Faire valoir la régularité du traité dans sa forme, c'est une autre erreur : il n'a point de forme qui lui soit propre. Comme vente, il est nul, puisqu'il n'a point les caractères essentiels du contrat de vente, la stipulation d'un prix sérieux et l'obligation de l'acquitter, une chose vendue, l'intention de vendre et d'acheter, c'est-à-dire ce consentement réciproque qui est le lien de la convention. Le sieur Bruley veut gratifier, et non vendre; il ne stipule rien, il ne reçoit rien, tout est gratuit de sa part; il ne livre point une chose vendue, il n'exerce qu'une libéralité : c'est le mouvement d'une affection généreuse qui consomme la tradition; si toutefois elle n'est pas elle-même une fiction.

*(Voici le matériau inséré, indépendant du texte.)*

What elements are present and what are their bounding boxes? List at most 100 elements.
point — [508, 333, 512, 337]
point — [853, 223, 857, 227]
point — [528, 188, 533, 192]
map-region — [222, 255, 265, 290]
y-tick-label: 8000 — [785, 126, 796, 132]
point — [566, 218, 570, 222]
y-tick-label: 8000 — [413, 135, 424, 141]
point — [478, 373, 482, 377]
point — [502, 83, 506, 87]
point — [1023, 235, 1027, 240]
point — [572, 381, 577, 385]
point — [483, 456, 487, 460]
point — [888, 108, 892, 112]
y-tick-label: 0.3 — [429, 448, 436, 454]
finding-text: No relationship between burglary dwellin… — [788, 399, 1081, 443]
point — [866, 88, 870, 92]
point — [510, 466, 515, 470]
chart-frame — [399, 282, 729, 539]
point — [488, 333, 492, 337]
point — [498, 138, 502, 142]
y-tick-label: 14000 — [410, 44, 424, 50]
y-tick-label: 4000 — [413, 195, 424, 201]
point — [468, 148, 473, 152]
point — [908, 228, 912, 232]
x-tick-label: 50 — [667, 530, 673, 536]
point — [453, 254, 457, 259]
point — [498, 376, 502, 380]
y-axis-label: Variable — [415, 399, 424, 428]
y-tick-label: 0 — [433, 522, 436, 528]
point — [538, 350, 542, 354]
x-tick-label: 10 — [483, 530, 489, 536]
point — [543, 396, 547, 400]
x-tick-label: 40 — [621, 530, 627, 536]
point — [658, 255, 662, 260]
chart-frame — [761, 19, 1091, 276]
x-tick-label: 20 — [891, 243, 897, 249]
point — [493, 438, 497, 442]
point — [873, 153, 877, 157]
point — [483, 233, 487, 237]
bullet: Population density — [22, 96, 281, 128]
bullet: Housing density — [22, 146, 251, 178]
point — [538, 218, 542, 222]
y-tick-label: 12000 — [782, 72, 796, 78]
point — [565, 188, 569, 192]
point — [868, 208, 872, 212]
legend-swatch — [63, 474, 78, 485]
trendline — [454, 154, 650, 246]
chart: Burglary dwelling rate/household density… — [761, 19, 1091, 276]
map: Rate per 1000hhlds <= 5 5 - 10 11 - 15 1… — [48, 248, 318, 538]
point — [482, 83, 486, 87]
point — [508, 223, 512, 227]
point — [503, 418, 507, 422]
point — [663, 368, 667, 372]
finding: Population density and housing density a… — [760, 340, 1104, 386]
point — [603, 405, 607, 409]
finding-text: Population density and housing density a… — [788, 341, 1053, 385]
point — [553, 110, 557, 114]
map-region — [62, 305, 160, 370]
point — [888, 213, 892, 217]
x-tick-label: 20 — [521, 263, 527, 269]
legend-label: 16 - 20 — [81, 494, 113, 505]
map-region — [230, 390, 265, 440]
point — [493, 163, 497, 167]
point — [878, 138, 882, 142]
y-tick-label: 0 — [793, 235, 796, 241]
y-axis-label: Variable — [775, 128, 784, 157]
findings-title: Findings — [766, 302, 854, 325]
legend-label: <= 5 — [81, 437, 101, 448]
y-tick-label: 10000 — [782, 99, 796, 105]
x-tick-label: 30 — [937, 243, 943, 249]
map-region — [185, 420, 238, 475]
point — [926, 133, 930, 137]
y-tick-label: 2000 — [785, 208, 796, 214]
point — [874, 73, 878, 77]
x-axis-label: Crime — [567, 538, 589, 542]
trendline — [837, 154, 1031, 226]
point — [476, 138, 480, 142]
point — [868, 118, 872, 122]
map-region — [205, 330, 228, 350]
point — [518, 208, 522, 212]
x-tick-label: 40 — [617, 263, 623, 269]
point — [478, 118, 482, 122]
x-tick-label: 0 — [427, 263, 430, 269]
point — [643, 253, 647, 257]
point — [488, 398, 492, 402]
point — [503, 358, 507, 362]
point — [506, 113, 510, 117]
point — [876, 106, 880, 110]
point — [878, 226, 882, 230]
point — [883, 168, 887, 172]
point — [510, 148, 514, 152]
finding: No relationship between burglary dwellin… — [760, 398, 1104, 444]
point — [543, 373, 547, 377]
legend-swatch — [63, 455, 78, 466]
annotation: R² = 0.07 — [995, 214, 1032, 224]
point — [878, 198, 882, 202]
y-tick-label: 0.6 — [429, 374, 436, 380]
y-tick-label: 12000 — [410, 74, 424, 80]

Comme donation, il est nul, puisqu'il n'en a ni l'expression ni la physionomie. Sans doute le sieur Bruley, qui a vécu encore quelque temps sous l'empire du Code civil, pouvait bien disposer de toute sa fortune en faveur du sieur Pelletier; mais il n'a point employé les manières légitimes de le faire, prescrites, soit par l'ordonnance de 1751, soit par le Code civil.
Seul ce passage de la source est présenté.